Never had religion become such a central issue in a presidential campaign; never had the church itself been so dangerously polarized.
The fissures that broke open in 1984 remain wide and deep today. On one side are certain segments of the Christian church, religious conservatives who are determined to regain lost ground and restore traditional values. "America needs a president who will speak for God," proclaimed one leader. Whether out of frustration or sincere theological conviction, the Christian New Right has become politicized, attempting to take dominion over culture through legislation and court decisions.
Those on the other side are no less militant. Believing Christian political activists will cram religious values down the nation's unwilling throat, they heatedly assert that faith is a private matter and has no bearing on public life.

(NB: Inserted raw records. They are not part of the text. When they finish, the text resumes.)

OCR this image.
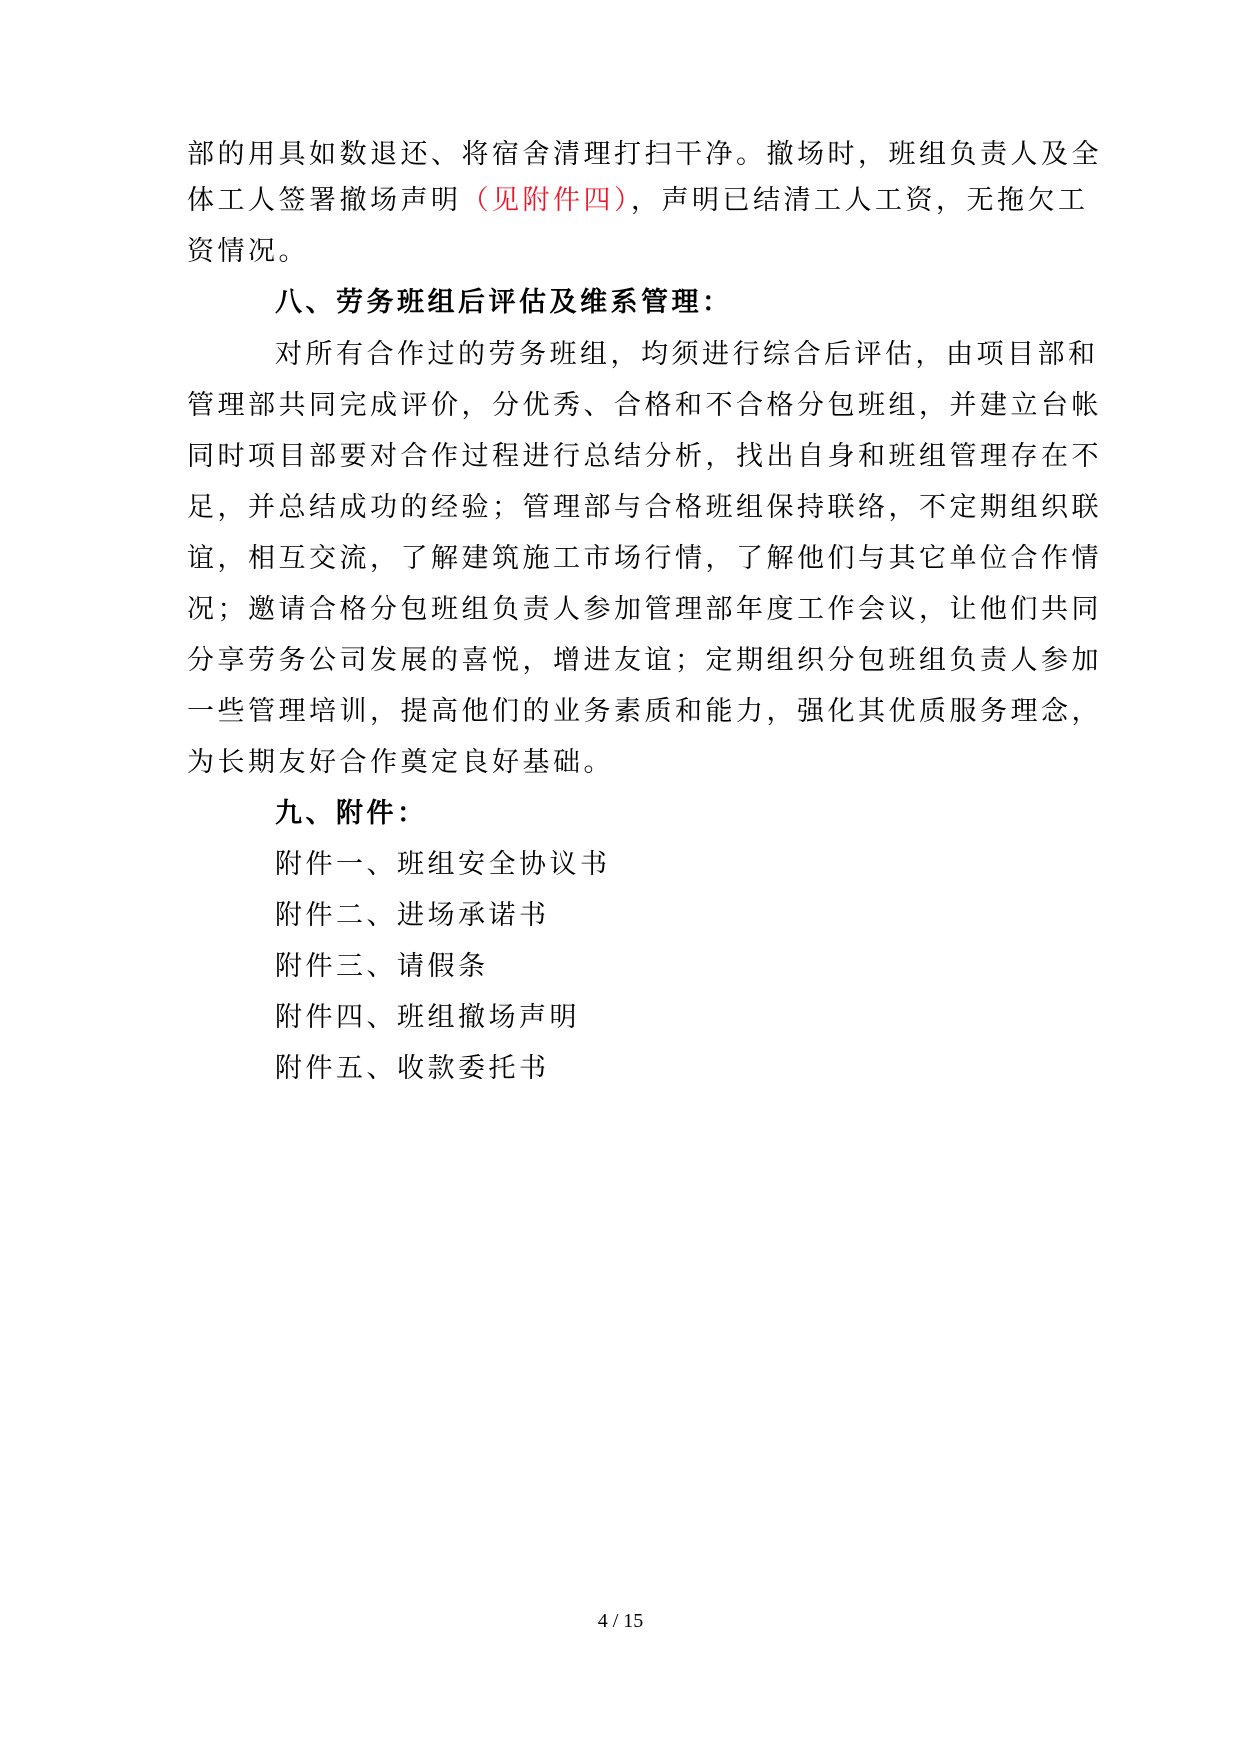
部的用具如数退还、将宿舍清理打扫干净。撤场时，班组负责人及全
体工人签署撤场声明（见附件四），声明已结清工人工资，无拖欠工
资情况。
八、劳务班组后评估及维系管理：
对所有合作过的劳务班组，均须进行综合后评估，由项目部和
管理部共同完成评价，分优秀、合格和不合格分包班组，并建立台帐
同时项目部要对合作过程进行总结分析，找出自身和班组管理存在不
足，并总结成功的经验；管理部与合格班组保持联络，不定期组织联
谊，相互交流，了解建筑施工市场行情，了解他们与其它单位合作情
况；邀请合格分包班组负责人参加管理部年度工作会议，让他们共同
分享劳务公司发展的喜悦，增进友谊；定期组织分包班组负责人参加
一些管理培训，提高他们的业务素质和能力，强化其优质服务理念，
为长期友好合作奠定良好基础。
九、附件：
附件一、班组安全协议书
附件二、进场承诺书
附件三、请假条
附件四、班组撤场声明
附件五、收款委托书
4 / 15
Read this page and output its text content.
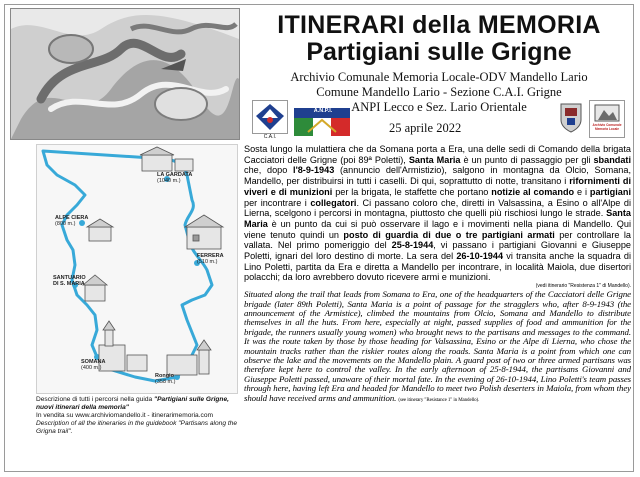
ITINERARI della MEMORIA
Partigiani sulle Grigne
Archivio Comunale Memoria Locale-ODV Mandello Lario
Comune Mandello Lario - Sezione C.A.I. Grigne
ANPI Lecco e Sez. Lario Orientale
25 aprile 2022
C.A.I.
A.N.P.I.
Archivio Comunale Memoria Locale
LA GARDATA
(1040 m.)
ALPE CIERA
(800 m.)
FERRERA
(510 m.)
SANTUARIO
DI S. MARIA
SOMANA
(400 m.)
Rongio
(358 m.)
Descrizione di tutti i percorsi nella guida "Partigiani sulle Grigne, nuovi itinerari della memoria"
In vendita su www.archiviomandello.it - itinerarimemoria.com
Description of all the itineraries in the guidebook "Partisans along the Grigna trail".

Sosta lungo la mulattiera che da Somana porta a Era, una delle sedi di Comando della brigata Cacciatori delle Grigne (poi 89ª Poletti), Santa Maria è un punto di passaggio per gli sbandati che, dopo l'8-9-1943 (annuncio dell'Armistizio), salgono in montagna da Olcio, Somana, Mandello, per distribuirsi in tutti i caselli. Di qui, soprattutto di notte, transitano i rifornimenti di viveri e di munizioni per la brigata, le staffette che portano notizie al comando e i partigiani per incontrare i collegatori. Ci passano coloro che, diretti in Valsassina, a Esino o all'Alpe di Lierna, scelgono i percorsi in montagna, piuttosto che quelli più rischiosi lungo le strade. Santa Maria è un punto da cui si può osservare il lago e i movimenti nella piana di Mandello. Qui viene tenuto quindi un posto di guardia di due o tre partigiani armati per controllare la vallata. Nel primo pomeriggio del 25-8-1944, vi passano i partigiani Giovanni e Giuseppe Poletti, ignari del loro destino di morte. La sera del 26-10-1944 vi transita anche la squadra di Lino Poletti, partita da Era e diretta a Mandello per incontrare, in località Maiola, due disertori polacchi; da loro avrebbero dovuto ricevere armi e munizioni.

(vedi itinerario "Resistenza 1" di Mandello).

Situated along the trail that leads from Somana to Era, one of the headquarters of the Cacciatori delle Grigne brigade (later 89th Poletti), Santa Maria is a point of passage for the stragglers who, after 8-9-1943 (the announcement of the Armistice), climbed the mountains from Olcio, Somana and Mandello to distribute themselves in all the huts. From here, especially at night, passed supplies of food and ammunition for the brigade, the runners usually young women) who brought news to the partisans and messages to the command. It was the route taken by those by those heading for Valsassina, Esino or the Alpe di Lierna, who chose the mountain tracks rather than the riskier routes along the roads. Santa Maria is a point from which one can observe the lake and the movements on the Mandello plain. A guard post of two or three armed partisans was therefore kept here to control the valley. In the early afternoon of 25-8-1944, the partisans Giovanni and Giuseppe Poletti passed, unaware of their mortal fate. In the evening of 26-10-1944, Lino Poletti's team passes through here, having left Era and headed for Mandello to meet two Polish deserters in Maiola, from whom they should have received arms and ammunition. (see itinerary "Resistance 1" in Mandello).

The New York Times, for example, accused Ronald Reagan of being "primitive" when he publicly referred to his faith: "You don't have to be a secular humanist to take offense at that display of what, in America, should be private piety."
The real tragedy is that both sides are so deeply entrenched that neither can listen to the other. Invective and name calling have replaced dialogue. Nothing less than obliteration of the enemy will suffice; either Christianize or secularize America. Many citizens feel that they must choose sides; either enlist with Norman Lear and People of the American Way, or join up with the Moral Majority (now the Liberty Federation) and the Christian New Right.